Datenschutzrecht behindert Herausgabe von Versicherungsnachträgen

Im Zentrum rechtlicher Auseinandersetzungen im Versicherungswesen steht oft die Frage nach dem Umfang und der Grenze von Informationspflichten zwischen Versicherungsunternehmen und Versicherungsnehmern. Besonders brisant wird diese Thematik, wenn es um die Herausgabe von Nachträgen zu Versicherungsscheinen geht, die wesentliche Informationen über Änderungen in Versicherungsverträgen, wie Beitragsanpassungen, enthalten. Hierbei kollidieren regelmäßig das Auskunftsinteresse des Versicherungsnehmers und die Schutzinteressen des Versicherers.

Die Rechtslage wird zusätzlich durch die einschlägigen Bestimmungen des Datenschutzrechts, wie die Datenschutzgrundverordnung (DS-GVO), und durch allgemeine zivilrechtliche Grundsätze, wie Treu und Glauben gemäß § 242 BGB, beeinflusst. Diese Konstellation führt zu komplexen rechtlichen Herausforderungen, in denen die Auslegung und Anwendung von Normen wie dem Versicherungsvertragsgesetz (VVG) und der Zivilprozessordnung (ZPO), speziell im Kontext der Stufenklage, eine entscheidende Rolle spielen.
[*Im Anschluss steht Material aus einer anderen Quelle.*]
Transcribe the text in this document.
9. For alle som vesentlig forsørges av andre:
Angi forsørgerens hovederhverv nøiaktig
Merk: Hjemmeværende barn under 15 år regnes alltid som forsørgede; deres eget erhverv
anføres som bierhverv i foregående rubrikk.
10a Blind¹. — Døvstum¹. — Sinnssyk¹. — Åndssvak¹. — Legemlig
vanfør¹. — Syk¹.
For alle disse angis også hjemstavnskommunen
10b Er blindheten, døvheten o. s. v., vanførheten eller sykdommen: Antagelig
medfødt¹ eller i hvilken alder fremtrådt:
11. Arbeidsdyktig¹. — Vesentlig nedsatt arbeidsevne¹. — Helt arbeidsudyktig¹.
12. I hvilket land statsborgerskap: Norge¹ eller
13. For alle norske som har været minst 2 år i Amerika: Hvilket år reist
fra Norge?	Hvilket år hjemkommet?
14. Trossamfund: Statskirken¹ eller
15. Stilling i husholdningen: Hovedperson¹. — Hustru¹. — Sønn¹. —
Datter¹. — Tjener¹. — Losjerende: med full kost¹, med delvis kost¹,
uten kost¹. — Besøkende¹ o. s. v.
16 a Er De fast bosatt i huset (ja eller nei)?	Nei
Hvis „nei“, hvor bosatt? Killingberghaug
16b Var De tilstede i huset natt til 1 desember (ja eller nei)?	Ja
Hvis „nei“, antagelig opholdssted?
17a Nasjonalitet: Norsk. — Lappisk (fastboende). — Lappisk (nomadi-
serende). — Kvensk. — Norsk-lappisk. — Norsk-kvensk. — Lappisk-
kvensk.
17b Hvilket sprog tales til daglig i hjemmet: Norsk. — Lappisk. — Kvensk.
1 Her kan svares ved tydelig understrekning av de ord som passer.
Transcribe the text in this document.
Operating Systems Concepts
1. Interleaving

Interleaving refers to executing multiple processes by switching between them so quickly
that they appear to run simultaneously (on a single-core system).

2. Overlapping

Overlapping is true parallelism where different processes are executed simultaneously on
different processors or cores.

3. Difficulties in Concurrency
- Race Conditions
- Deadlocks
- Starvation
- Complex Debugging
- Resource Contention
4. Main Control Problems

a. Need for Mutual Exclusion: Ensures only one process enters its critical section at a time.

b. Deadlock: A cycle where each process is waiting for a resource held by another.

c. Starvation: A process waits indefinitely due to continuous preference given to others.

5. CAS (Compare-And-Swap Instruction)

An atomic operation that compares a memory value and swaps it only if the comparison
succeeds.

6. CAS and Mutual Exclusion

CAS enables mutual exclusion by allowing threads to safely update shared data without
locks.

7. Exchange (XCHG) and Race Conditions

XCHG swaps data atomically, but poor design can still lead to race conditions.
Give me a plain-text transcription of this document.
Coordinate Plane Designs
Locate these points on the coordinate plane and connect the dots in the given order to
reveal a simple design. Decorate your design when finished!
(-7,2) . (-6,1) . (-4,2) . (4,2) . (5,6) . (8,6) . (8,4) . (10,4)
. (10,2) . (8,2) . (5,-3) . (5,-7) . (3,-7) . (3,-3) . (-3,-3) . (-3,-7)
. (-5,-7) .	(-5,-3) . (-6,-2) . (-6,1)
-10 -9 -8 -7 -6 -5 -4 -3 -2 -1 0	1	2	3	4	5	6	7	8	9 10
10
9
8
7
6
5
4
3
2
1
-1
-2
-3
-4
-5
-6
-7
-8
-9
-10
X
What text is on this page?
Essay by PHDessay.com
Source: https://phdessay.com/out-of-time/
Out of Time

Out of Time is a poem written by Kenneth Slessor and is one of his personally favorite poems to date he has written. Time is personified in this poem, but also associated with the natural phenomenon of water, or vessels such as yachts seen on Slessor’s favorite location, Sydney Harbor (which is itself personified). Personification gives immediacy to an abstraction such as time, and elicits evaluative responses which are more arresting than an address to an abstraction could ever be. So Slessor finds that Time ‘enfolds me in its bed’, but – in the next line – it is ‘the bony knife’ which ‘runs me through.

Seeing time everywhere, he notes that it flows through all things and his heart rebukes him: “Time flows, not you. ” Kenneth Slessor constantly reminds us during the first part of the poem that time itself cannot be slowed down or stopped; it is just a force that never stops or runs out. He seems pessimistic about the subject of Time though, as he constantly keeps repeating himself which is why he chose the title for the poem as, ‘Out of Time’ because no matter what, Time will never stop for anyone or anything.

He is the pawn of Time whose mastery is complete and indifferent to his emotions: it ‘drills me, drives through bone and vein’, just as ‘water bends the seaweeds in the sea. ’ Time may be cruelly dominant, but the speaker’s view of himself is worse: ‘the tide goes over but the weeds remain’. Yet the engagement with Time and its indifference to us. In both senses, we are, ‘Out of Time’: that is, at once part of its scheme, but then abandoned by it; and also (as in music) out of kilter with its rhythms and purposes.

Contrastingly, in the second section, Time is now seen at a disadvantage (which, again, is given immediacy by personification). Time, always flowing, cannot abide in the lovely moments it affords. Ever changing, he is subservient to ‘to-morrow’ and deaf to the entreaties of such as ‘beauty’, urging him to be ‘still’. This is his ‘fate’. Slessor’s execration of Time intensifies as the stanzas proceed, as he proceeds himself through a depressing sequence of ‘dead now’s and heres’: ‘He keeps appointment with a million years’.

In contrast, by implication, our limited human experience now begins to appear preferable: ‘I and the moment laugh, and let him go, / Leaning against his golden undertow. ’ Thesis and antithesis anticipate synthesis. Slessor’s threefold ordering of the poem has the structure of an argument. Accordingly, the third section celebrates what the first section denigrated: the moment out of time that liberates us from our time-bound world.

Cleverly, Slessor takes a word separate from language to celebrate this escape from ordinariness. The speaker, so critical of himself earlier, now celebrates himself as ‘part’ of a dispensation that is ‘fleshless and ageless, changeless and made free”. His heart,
Weiter zum vorliegenden Urteil Az.: 13 O 185/22 >>>

Das Wichtigste in Kürze


Das Landgericht Potsdam hat in einem Urteil den Anspruch eines Versicherungsnehmers auf Herausgabe von Nachträgen zum Versicherungsschein abgewiesen, da die Klage teilweise unzulässig und unbegründet war.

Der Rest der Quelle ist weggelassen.